Now, imagine this, 3 months down the track you see that logo that you worked so hard on slapped on a billboard, bus-stop, magazine, or on the web in the wrong colour, squished, skewed, and bunched up against other assets, it’s a total nightmare. Your heart sinks to your stomach and you freak out, you immediately take a picture and debate whether or not to call or email said client, you decide to only to learn that the client has enlisted a print company with no knowledge of the brand or someone on their internal team has implemented the logo and brand without the in-depth prior knowledge of the brand style that you have.

There’s gotta be a way to ensure that those interacting with and implementing the brand know as much as you, ‘the designer’, knows, and there is! A Brand Style Guide.

So, what exactly is a Brand Style Guide?

A Brand Style Guide or ‘Brand Guidelines’ is a comprehensive deep-dive into the brand, outlining how to use the logo, where it can be placed, what versions to use and how big it should be, examples of the logo in action (big and small), brand colours and colour pairings, typography, photography styles, illustrations styles, and anything else necessary (this can differ from brand to brand), essentially covering anything anyone would need in order to work with and implement the brand how the designer/design team intended.
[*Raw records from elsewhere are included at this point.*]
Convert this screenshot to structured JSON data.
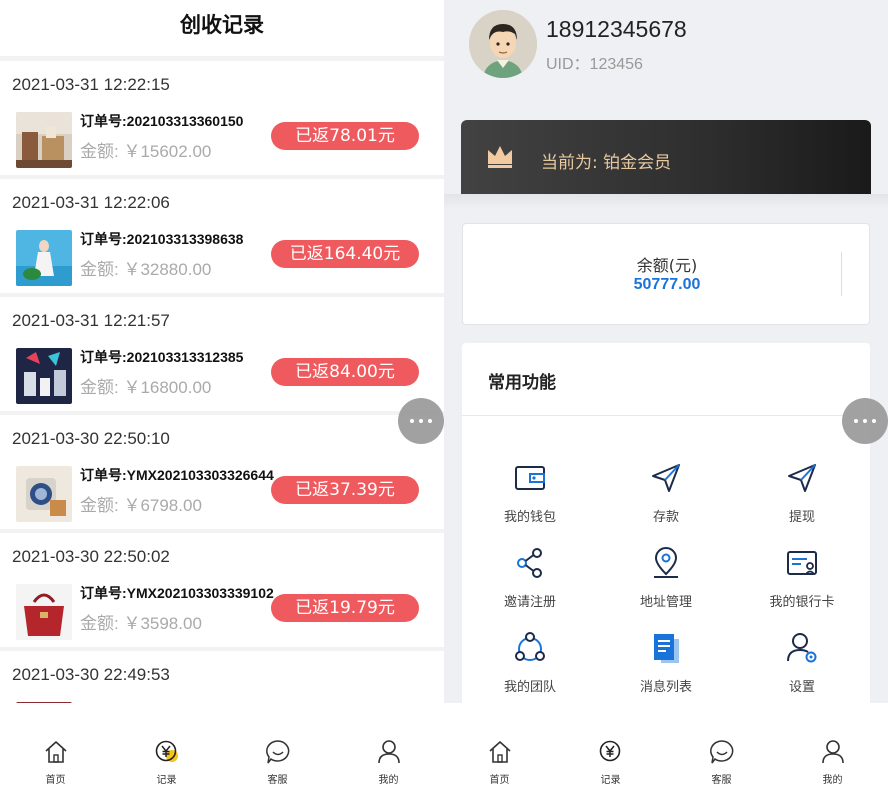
{
  "left": {
    "title": "创收记录",
    "orders": [
      {
        "time": "2021-03-31 12:22:15",
        "order_no": "订单号:202103313360150",
        "amount": "金额:  ￥15602.00",
        "rebate": "已返78.01元"
      },
      {
        "time": "2021-03-31 12:22:06",
        "order_no": "订单号:202103313398638",
        "amount": "金额:  ￥32880.00",
        "rebate": "已返164.40元"
      },
      {
        "time": "2021-03-31 12:21:57",
        "order_no": "订单号:202103313312385",
        "amount": "金额:  ￥16800.00",
        "rebate": "已返84.00元"
      },
      {
        "time": "2021-03-30 22:50:10",
        "order_no": "订单号:YMX202103303326644",
        "amount": "金额:  ￥6798.00",
        "rebate": "已返37.39元"
      },
      {
        "time": "2021-03-30 22:50:02",
        "order_no": "订单号:YMX202103303339102",
        "amount": "金额:  ￥3598.00",
        "rebate": "已返19.79元"
      },
      {
        "time": "2021-03-30 22:49:53"
      }
    ]
  },
  "tabs": [
    {
      "label": "首页",
      "icon": "home-icon"
    },
    {
      "label": "记录",
      "icon": "yuan-record-icon"
    },
    {
      "label": "客服",
      "icon": "smile-chat-icon"
    },
    {
      "label": "我的",
      "icon": "user-icon"
    }
  ],
  "right": {
    "phone": "18912345678",
    "uid": "UID：123456",
    "vip_text": "当前为: 铂金会员",
    "balance_label": "余额(元)",
    "balance_value": "50777.00",
    "functions_title": "常用功能",
    "functions": [
      {
        "label": "我的钱包",
        "icon": "wallet-icon"
      },
      {
        "label": "存款",
        "icon": "send-icon"
      },
      {
        "label": "提现",
        "icon": "send-icon"
      },
      {
        "label": "邀请注册",
        "icon": "share-icon"
      },
      {
        "label": "地址管理",
        "icon": "location-icon"
      },
      {
        "label": "我的银行卡",
        "icon": "bank-card-icon"
      },
      {
        "label": "我的团队",
        "icon": "team-icon"
      },
      {
        "label": "消息列表",
        "icon": "message-list-icon"
      },
      {
        "label": "设置",
        "icon": "settings-user-icon"
      }
    ]
  },
  "colors": {
    "accent": "#1a73d9",
    "rebate": "#ef5a5f",
    "vip_gold": "#e6c9a0",
    "tab_active": "#f5c518"
  }
}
Some people may have the thought that a Brand Style Guide is boring or restrictive in this sense, and though I disagree with this idea whole-heartedly, they may be right in some cases, but, sometimes it‘s incredibly important for it to be like this. For example, a government corporation would need extremely strict and defined guidelines, this is what we’d typically refer to as ‘boring or restrictive’ though these guidelines are incredibly crucial to have set in stone, without the Brand Style Guide in place, there’s a risk it could turn into a large a mess of inconsistencies, which would be hugely unprofessional coming from what is arguably the most professional industry, and that’s a risk they cannot take.
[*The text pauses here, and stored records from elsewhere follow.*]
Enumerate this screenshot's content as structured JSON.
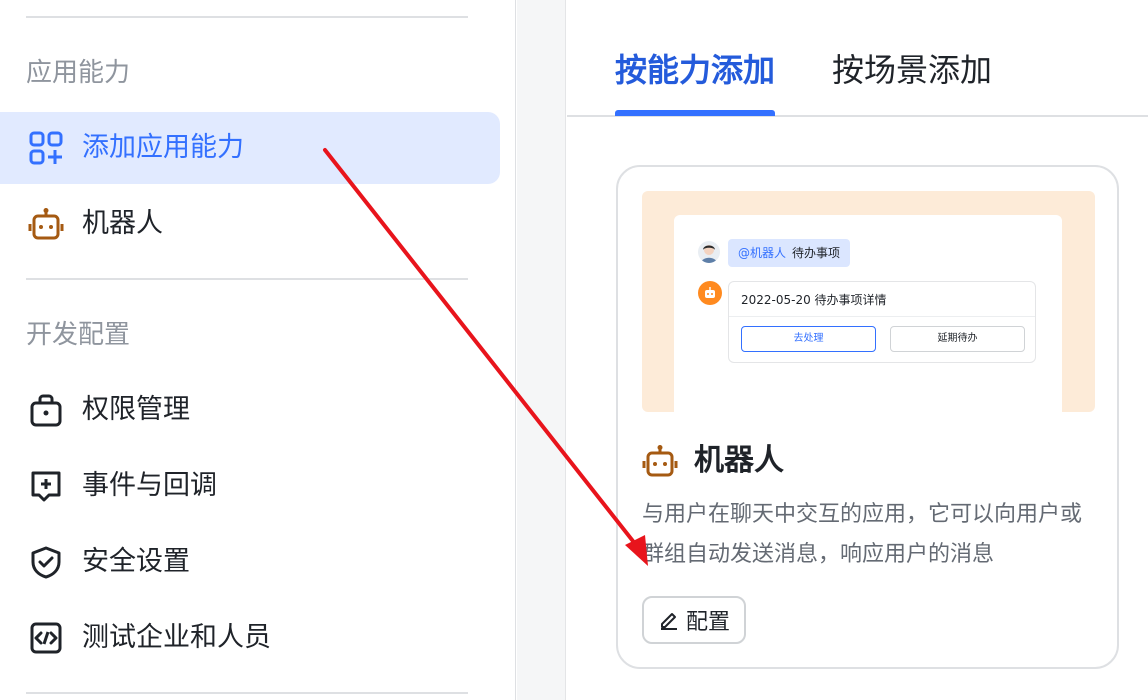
{
  "sidebar": {
    "sections": [
      {
        "title": "应用能力",
        "items": [
          {
            "label": "添加应用能力",
            "icon": "apps-add-icon",
            "active": true
          },
          {
            "label": "机器人",
            "icon": "robot-icon",
            "active": false
          }
        ]
      },
      {
        "title": "开发配置",
        "items": [
          {
            "label": "权限管理",
            "icon": "lock-bag-icon",
            "active": false
          },
          {
            "label": "事件与回调",
            "icon": "event-icon",
            "active": false
          },
          {
            "label": "安全设置",
            "icon": "shield-check-icon",
            "active": false
          },
          {
            "label": "测试企业和人员",
            "icon": "code-window-icon",
            "active": false
          }
        ]
      }
    ]
  },
  "main": {
    "tabs": [
      {
        "label": "按能力添加",
        "active": true
      },
      {
        "label": "按场景添加",
        "active": false
      }
    ],
    "card": {
      "preview": {
        "mention_at": "@机器人",
        "mention_text": "待办事项",
        "message_title": "2022-05-20 待办事项详情",
        "primary_button": "去处理",
        "secondary_button": "延期待办"
      },
      "title": "机器人",
      "icon": "robot-icon",
      "description": "与用户在聊天中交互的应用，它可以向用户或群组自动发送消息，响应用户的消息",
      "config_button": "配置"
    }
  },
  "colors": {
    "accent": "#3370ff",
    "active_bg": "#e1eaff",
    "robot_icon": "#a55a12",
    "preview_bg": "#fdebd8",
    "annotation_arrow": "#e8141c"
  }
}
Though, a Brand Style Guide doesn’t have to be all corporate logos and very specifically placed lines down to the millimetre, they can be incredibly exciting when the opportunity is there, for example, a creative videography company, a dance studio or even a church may take an open, adaptable and creative approach to their brand and thus their Brand Guidelines would reflect that, designed more uniquely, providing many more options and being looser in terms of strict guidelines, though still having a strong foundation that allows for a cohesive brand image.

Consistency is key

The important thing is that a Brand Style Guide is in place to create consistency across the entire brand and create those strong foundations that can be built upon, allowing those working with the brand to feel comfortable enough to either follow strict guidelines or get a little creative within the bounds of that brand, whichever style guide they receive, they should always be completely prepared.